Suspended particulate matter plays a significant role in the studies of sediment fluxes, phytoplankton dynamics, and water optical properties. This study focuses on the relationships between particle size distribution (PSD), water’s inherent optical properties (IOPs), and water constituents. We investigated the complex waters of Poyang Lake, the largest freshwater lake in China, in wet and dry seasons during 2008–2011. Because of the distinct temporal–spatial variation of Poyang Lake, these parameters and relationships also demonstrate seasonal and regional variability. The variation range of the concentration of suspended particulate matter is 0.3269.08  mg/l, with a mean value of 22.21  mg/l.

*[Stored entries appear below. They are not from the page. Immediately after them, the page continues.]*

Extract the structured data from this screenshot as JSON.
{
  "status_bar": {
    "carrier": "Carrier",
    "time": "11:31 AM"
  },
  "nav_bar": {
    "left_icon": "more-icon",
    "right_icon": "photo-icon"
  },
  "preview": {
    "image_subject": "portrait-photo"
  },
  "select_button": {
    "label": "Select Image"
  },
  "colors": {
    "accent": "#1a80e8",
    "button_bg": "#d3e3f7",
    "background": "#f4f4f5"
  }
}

The median particle size in the dry season is much larger than that of the wet season. The Junge distribution fits the PSD of Poyang Lake very well in the scope of 6.21–331 μm. Furthermore, the slopes of the PSD range from 3.54 to 4.69, with a mean value of 4.11, with the steepest slopes (>4.5) occurring in the waters around Songmen Mountain Island and the northern waterway. A negative correlation was found between median particle size (Dv50) and the mass-specific absorption coefficient at 443 nm [apm(443)] for both wet and dry seasons. Identical to analogous waters, the spectral slopes of the PSD correlate well with the spectral slopes of the attenuation coefficient, but with different fitted formulas. In the dry season, the particle size can better explain the variability of the scattering coefficient, while the mass-specific scattering coefficient is better explained by the apparent density. However, no similar results were found for the wet season. In addition, the spectral slopes of the backscattering coefficient correlated well with the PSD slope, and the bulk refractive index calculated from the backscattering ratio and PSD slope can indicate the particle composition of Poyang Lake. Overall, the knowledge on the PSD and IOPs gained in this study broadens our understanding of water optics in highly turbid water columns.